Labor Day weekend is here.
For many it is a time to mark the waning of summer, as kids go back to school, vacations end, and fall season traditions will shortly begin.
But the Labor Day holiday actually has meaning, arising out of hard-fought labor union struggles in the late 1800s.
One wonders what those early labor activists would have thought about the complexities if the current labor market.
For example, 2 working parent families. Concerns about whether many workers are paid a living wage. Large pay gaps between unskilled workers and managerial and professional workers. Economic and technological changes causing many workers to change jobs repeatedly over their work life. The collapse of many unskilled and low skilled occupations. The increasing use of robotics in manufacturing. Outsourcing many manufacturing and even some tech and service jobs. The effect of large-scale immigration on certain economic sectors. Changes wrought by the information economy in the digital age. The shrinking of labor unions. Massive change in productivity in certain sectors of the economy. Change made possible by logistics heretofore not available. Workers stringing together 2 and 3 part time jobs to make ends meet. The rise of home based employment and tele-commuters. The advent of payroll companies and subcontracted employment. Technological advances that make it possible for some to work anywhere, any time. Changes in how employee benefits are administered. The shift to a service economy.
There’s a lot to ponder.
And clearly there are big winners and losers in the new labor economy.
One thing seems clear. Many of us-whether prospering or not-are spending more time at our jobs.
According to an August 2014 Gallup poll,
“Adults employed full time in the U.S. report working an average of 47 hours per week, almost a full workday longer than what a standard five-day, 9-to-5 schedule entails. In fact, half of all full-time workers indicate they typically work more than 40 hours, and nearly four in 10 say they work at least 50 hours.”
Some of those are worked who are putting in time at multiple employers. Others are just in demanding jobs where much is expected. Some are in jobs where the work could be endless.
In fact, 21% of full time workers surveyed by Gallup worked 50 to 59 hours per week.
18% of full time workers put in 60 or more hours per week.
That would include moi, as well as many of the lawyers, doctors and insurance personnel in the California workers’ comp system. I’m writing this blog post on a Friday night, triaging my time with other tasks and pleasures.
I often get work e-mails from colleagues and defense counsel sent at late hours, or on weekends. Many of the people I know work even on vacations. Spare time is often used to finish work projects or to plan and complete future work commitments that require quiet time.
So the Gallup survey confirms what I see.
Workers on salary (rather than hourly) tended to work the longer hours, as the Gallup survey finds a startling 50% of full -time salaried employees worked 50 or more hours per week.
25% of salaried workers worked 60 hours or more.
The labor activists of the 1800s never envisioned this.

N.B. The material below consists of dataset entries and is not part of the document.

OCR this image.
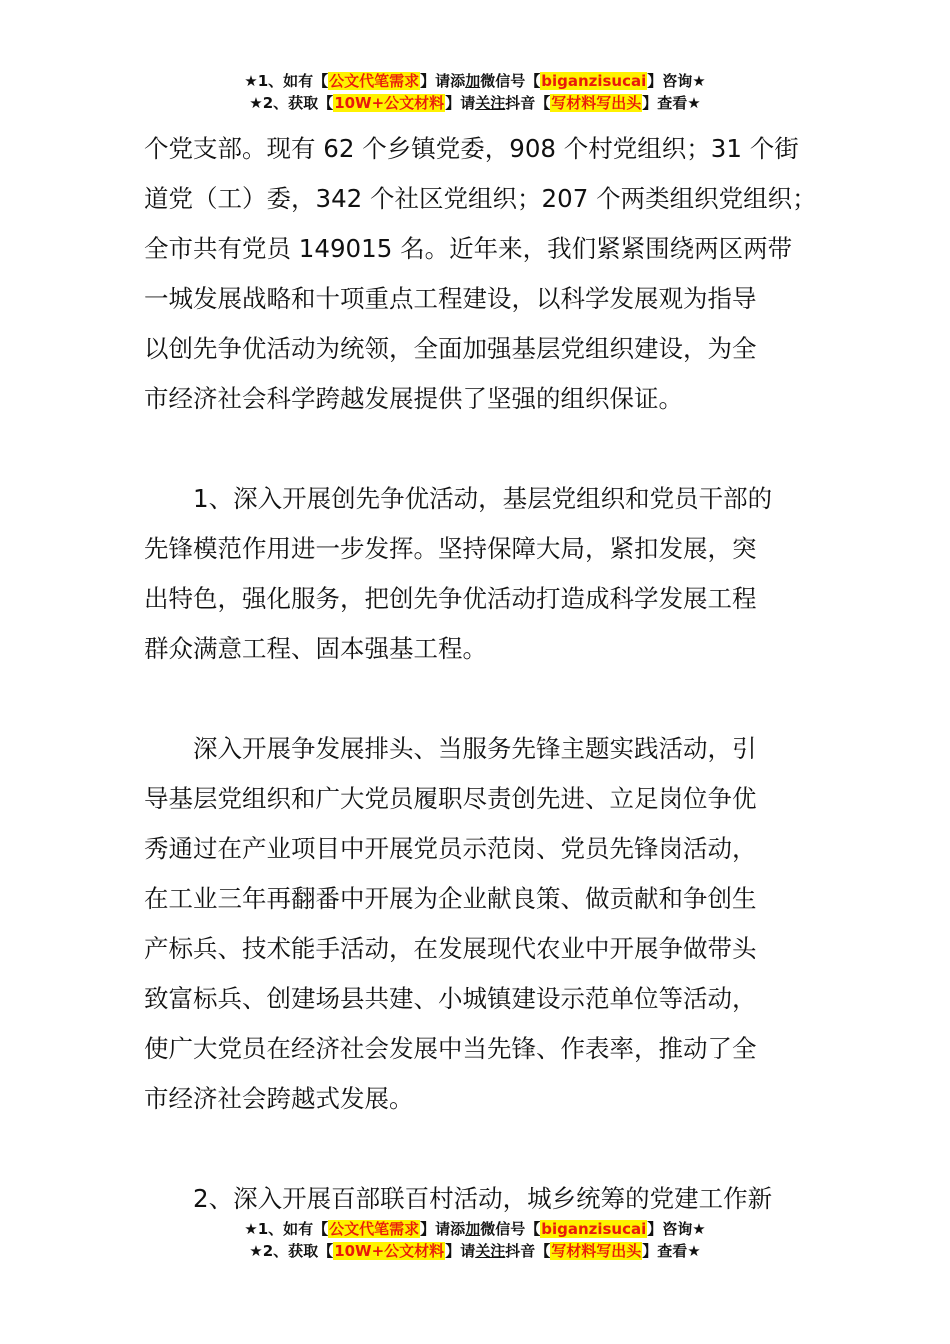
★1、如有【公文代笔需求】请添加微信号【biganzisucai】咨询★
★2、获取【10W+公文材料】请关注抖音【写材料写出头】查看★
个党支部。现有 62 个乡镇党委，908 个村党组织；31 个街
道党（工）委，342 个社区党组织；207 个两类组织党组织；
全市共有党员 149015 名。近年来，我们紧紧围绕两区两带
一城发展战略和十项重点工程建设，以科学发展观为指导
以创先争优活动为统领，全面加强基层党组织建设，为全
市经济社会科学跨越发展提供了坚强的组织保证。
1、深入开展创先争优活动，基层党组织和党员干部的
先锋模范作用进一步发挥。坚持保障大局，紧扣发展，突
出特色，强化服务，把创先争优活动打造成科学发展工程
群众满意工程、固本强基工程。
深入开展争发展排头、当服务先锋主题实践活动，引
导基层党组织和广大党员履职尽责创先进、立足岗位争优
秀通过在产业项目中开展党员示范岗、党员先锋岗活动，
在工业三年再翻番中开展为企业献良策、做贡献和争创生
产标兵、技术能手活动，在发展现代农业中开展争做带头
致富标兵、创建场县共建、小城镇建设示范单位等活动，
使广大党员在经济社会发展中当先锋、作表率，推动了全
市经济社会跨越式发展。
2、深入开展百部联百村活动，城乡统筹的党建工作新
★1、如有【公文代笔需求】请添加微信号【biganzisucai】咨询★
★2、获取【10W+公文材料】请关注抖音【写材料写出头】查看★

In essence, the pace has quickened for many workers. Much is expected of many of us, as we try to manage our personal lives amid a torrential river of faxes, e-mails, reports, texts, and voice mails. The rewards can be substantial, but the pace can be brutal.
And yet others can not find work, becoming either unemployed or the “discouraged workers” who eventually stop looking.
This is our economy as we head into the middle of the second decade of the millennium. It is part of the malaise in America. Old models of viewing the workforce, and old rhetoric about it, are not working.
Advocates for Labor with a capital L will need to find new ways to capture the attention and enthusiasm of the new worker.
But enough of that for now.
Happy Labor Day to you, whatever you do.